Die Besonderheit der Kirche bilden 35 Epitaphien. Das wohl älteste Epitaph stellt den Stammvater der Wetzhäuser Adelsfamilie Diez Truchseß dar (†1481, Epitaph gegenüber des Einganges). Eine weitere besondere Persönlichkeit ist der „Brotstifter“ Hans Heinrich Truchseß, der nach seiner Rückkehr aus den Türkenkriegen eine Stiftung errichtet, die jedes Kind des Dorfes mit Brot versorgt (Epitaph unter der Kanzel).

Der Herrschaftsstand unter der Orgelempore ist mit einer großen Anzahl von Totenschilden ausgeschmückt. Das jüngste darunter ist dem letzten Patron der Kirche von Wetzhausen gewidmet, Crafft Freiherr Truchseß von Wetzhausen.
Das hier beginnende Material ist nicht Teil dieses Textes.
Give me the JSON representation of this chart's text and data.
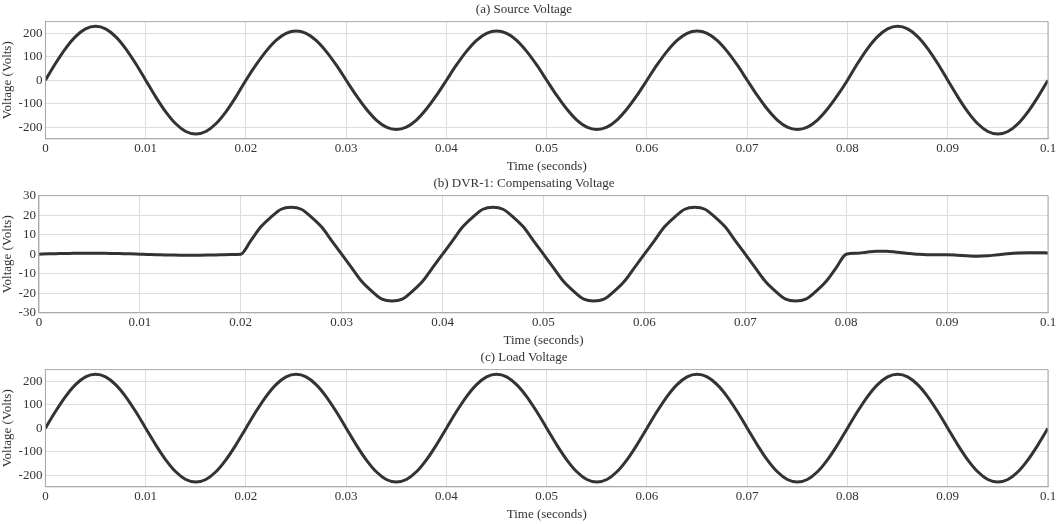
{
  "chart_data": [
    {
      "type": "line",
      "title": "(a) Source Voltage",
      "xlabel": "Time (seconds)",
      "ylabel": "Voltage (Volts)",
      "xlim": [
        0,
        0.1
      ],
      "ylim": [
        -250,
        250
      ],
      "xticks": [
        0,
        0.01,
        0.02,
        0.03,
        0.04,
        0.05,
        0.06,
        0.07,
        0.08,
        0.09,
        0.1
      ],
      "yticks": [
        -200,
        -100,
        0,
        100,
        200
      ],
      "grid": true,
      "x": [
        0,
        0.001,
        0.002,
        0.003,
        0.004,
        0.005,
        0.006,
        0.007,
        0.008,
        0.009,
        0.01,
        0.011,
        0.012,
        0.013,
        0.014,
        0.015,
        0.016,
        0.017,
        0.018,
        0.019,
        0.02,
        0.021,
        0.022,
        0.023,
        0.024,
        0.025,
        0.026,
        0.027,
        0.028,
        0.029,
        0.03,
        0.031,
        0.032,
        0.033,
        0.034,
        0.035,
        0.036,
        0.037,
        0.038,
        0.039,
        0.04,
        0.041,
        0.042,
        0.043,
        0.044,
        0.045,
        0.046,
        0.047,
        0.048,
        0.049,
        0.05,
        0.051,
        0.052,
        0.053,
        0.054,
        0.055,
        0.056,
        0.057,
        0.058,
        0.059,
        0.06,
        0.061,
        0.062,
        0.063,
        0.064,
        0.065,
        0.066,
        0.067,
        0.068,
        0.069,
        0.07,
        0.071,
        0.072,
        0.073,
        0.074,
        0.075,
        0.076,
        0.077,
        0.078,
        0.079,
        0.08,
        0.081,
        0.082,
        0.083,
        0.084,
        0.085,
        0.086,
        0.087,
        0.088,
        0.089,
        0.09,
        0.091,
        0.092,
        0.093,
        0.094,
        0.095,
        0.096,
        0.097,
        0.098,
        0.099,
        0.1
      ],
      "series": [
        {
          "color": "#333333",
          "values": [
            0,
            71,
            135,
            186,
            219,
            230,
            219,
            186,
            135,
            71,
            0,
            -71,
            -135,
            -186,
            -219,
            -230,
            -219,
            -186,
            -135,
            -71,
            0,
            65,
            123,
            170,
            200,
            210,
            200,
            170,
            123,
            65,
            0,
            -65,
            -123,
            -170,
            -200,
            -210,
            -200,
            -170,
            -123,
            -65,
            0,
            65,
            123,
            170,
            200,
            210,
            200,
            170,
            123,
            65,
            0,
            -65,
            -123,
            -170,
            -200,
            -210,
            -200,
            -170,
            -123,
            -65,
            0,
            65,
            123,
            170,
            200,
            210,
            200,
            170,
            123,
            65,
            0,
            -65,
            -123,
            -170,
            -200,
            -210,
            -200,
            -170,
            -123,
            -65,
            0,
            71,
            135,
            186,
            219,
            230,
            219,
            186,
            135,
            71,
            0,
            -71,
            -135,
            -186,
            -219,
            -230,
            -219,
            -186,
            -135,
            -71,
            0
          ]
        }
      ]
    },
    {
      "type": "line",
      "title": "(b) DVR-1: Compensating Voltage",
      "xlabel": "Time (seconds)",
      "ylabel": "Voltage (Volts)",
      "xlim": [
        0,
        0.1
      ],
      "ylim": [
        -30,
        30
      ],
      "xticks": [
        0,
        0.01,
        0.02,
        0.03,
        0.04,
        0.05,
        0.06,
        0.07,
        0.08,
        0.09,
        0.1
      ],
      "yticks": [
        -30,
        -20,
        -10,
        0,
        10,
        20,
        30
      ],
      "grid": true,
      "x": [
        0,
        0.001,
        0.002,
        0.003,
        0.004,
        0.005,
        0.006,
        0.007,
        0.008,
        0.009,
        0.01,
        0.011,
        0.012,
        0.013,
        0.014,
        0.015,
        0.016,
        0.017,
        0.018,
        0.019,
        0.02,
        0.021,
        0.022,
        0.023,
        0.024,
        0.025,
        0.026,
        0.027,
        0.028,
        0.029,
        0.03,
        0.031,
        0.032,
        0.033,
        0.034,
        0.035,
        0.036,
        0.037,
        0.038,
        0.039,
        0.04,
        0.041,
        0.042,
        0.043,
        0.044,
        0.045,
        0.046,
        0.047,
        0.048,
        0.049,
        0.05,
        0.051,
        0.052,
        0.053,
        0.054,
        0.055,
        0.056,
        0.057,
        0.058,
        0.059,
        0.06,
        0.061,
        0.062,
        0.063,
        0.064,
        0.065,
        0.066,
        0.067,
        0.068,
        0.069,
        0.07,
        0.071,
        0.072,
        0.073,
        0.074,
        0.075,
        0.076,
        0.077,
        0.078,
        0.079,
        0.08,
        0.081,
        0.082,
        0.083,
        0.084,
        0.085,
        0.086,
        0.087,
        0.088,
        0.089,
        0.09,
        0.091,
        0.092,
        0.093,
        0.094,
        0.095,
        0.096,
        0.097,
        0.098,
        0.099,
        0.1
      ],
      "series": [
        {
          "color": "#333333",
          "values": [
            0,
            0.2,
            0.3,
            0.4,
            0.5,
            0.5,
            0.5,
            0.4,
            0.3,
            0.2,
            0,
            -0.2,
            -0.3,
            -0.4,
            -0.5,
            -0.5,
            -0.5,
            -0.4,
            -0.3,
            -0.2,
            0,
            7,
            14,
            19,
            23,
            24,
            23,
            19,
            14,
            7,
            0,
            -7,
            -14,
            -19,
            -23,
            -24,
            -23,
            -19,
            -14,
            -7,
            0,
            7,
            14,
            19,
            23,
            24,
            23,
            19,
            14,
            7,
            0,
            -7,
            -14,
            -19,
            -23,
            -24,
            -23,
            -19,
            -14,
            -7,
            0,
            7,
            14,
            19,
            23,
            24,
            23,
            19,
            14,
            7,
            0,
            -7,
            -14,
            -19,
            -23,
            -24,
            -23,
            -19,
            -14,
            -7,
            0,
            0.5,
            1,
            1.5,
            1.5,
            1,
            0.5,
            0,
            -0.3,
            -0.3,
            -0.3,
            -0.5,
            -0.8,
            -1,
            -0.8,
            -0.3,
            0.2,
            0.6,
            0.8,
            0.8,
            0.6
          ]
        }
      ]
    },
    {
      "type": "line",
      "title": "(c) Load Voltage",
      "xlabel": "Time (seconds)",
      "ylabel": "Voltage (Volts)",
      "xlim": [
        0,
        0.1
      ],
      "ylim": [
        -250,
        250
      ],
      "xticks": [
        0,
        0.01,
        0.02,
        0.03,
        0.04,
        0.05,
        0.06,
        0.07,
        0.08,
        0.09,
        0.1
      ],
      "yticks": [
        -200,
        -100,
        0,
        100,
        200
      ],
      "grid": true,
      "x": [
        0,
        0.001,
        0.002,
        0.003,
        0.004,
        0.005,
        0.006,
        0.007,
        0.008,
        0.009,
        0.01,
        0.011,
        0.012,
        0.013,
        0.014,
        0.015,
        0.016,
        0.017,
        0.018,
        0.019,
        0.02,
        0.021,
        0.022,
        0.023,
        0.024,
        0.025,
        0.026,
        0.027,
        0.028,
        0.029,
        0.03,
        0.031,
        0.032,
        0.033,
        0.034,
        0.035,
        0.036,
        0.037,
        0.038,
        0.039,
        0.04,
        0.041,
        0.042,
        0.043,
        0.044,
        0.045,
        0.046,
        0.047,
        0.048,
        0.049,
        0.05,
        0.051,
        0.052,
        0.053,
        0.054,
        0.055,
        0.056,
        0.057,
        0.058,
        0.059,
        0.06,
        0.061,
        0.062,
        0.063,
        0.064,
        0.065,
        0.066,
        0.067,
        0.068,
        0.069,
        0.07,
        0.071,
        0.072,
        0.073,
        0.074,
        0.075,
        0.076,
        0.077,
        0.078,
        0.079,
        0.08,
        0.081,
        0.082,
        0.083,
        0.084,
        0.085,
        0.086,
        0.087,
        0.088,
        0.089,
        0.09,
        0.091,
        0.092,
        0.093,
        0.094,
        0.095,
        0.096,
        0.097,
        0.098,
        0.099,
        0.1
      ],
      "series": [
        {
          "color": "#333333",
          "values": [
            0,
            71,
            135,
            186,
            219,
            230,
            219,
            186,
            135,
            71,
            0,
            -71,
            -135,
            -186,
            -219,
            -230,
            -219,
            -186,
            -135,
            -71,
            0,
            71,
            135,
            186,
            219,
            230,
            219,
            186,
            135,
            71,
            0,
            -71,
            -135,
            -186,
            -219,
            -230,
            -219,
            -186,
            -135,
            -71,
            0,
            71,
            135,
            186,
            219,
            230,
            219,
            186,
            135,
            71,
            0,
            -71,
            -135,
            -186,
            -219,
            -230,
            -219,
            -186,
            -135,
            -71,
            0,
            71,
            135,
            186,
            219,
            230,
            219,
            186,
            135,
            71,
            0,
            -71,
            -135,
            -186,
            -219,
            -230,
            -219,
            -186,
            -135,
            -71,
            0,
            71,
            135,
            186,
            219,
            230,
            219,
            186,
            135,
            71,
            0,
            -71,
            -135,
            -186,
            -219,
            -230,
            -219,
            -186,
            -135,
            -71,
            0
          ]
        }
      ]
    }
  ]
}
Ein besonderes Kleinod im Kirchenraum stellt die Orgel dar, die von dem Schweinfurter Orgelbaumeister Johann Michael Voit 1791 in die Kirche eingebaut wird. Sie enthält noch fast alle Pfeifen und Register im Original. 

Das Altarbild malt ca. 1720 ein unbekannter Künstler, es zeigt die Krippenszene der Heiligen Nacht. Der Altar wird 1979 in der Martinskirche aufgestellt.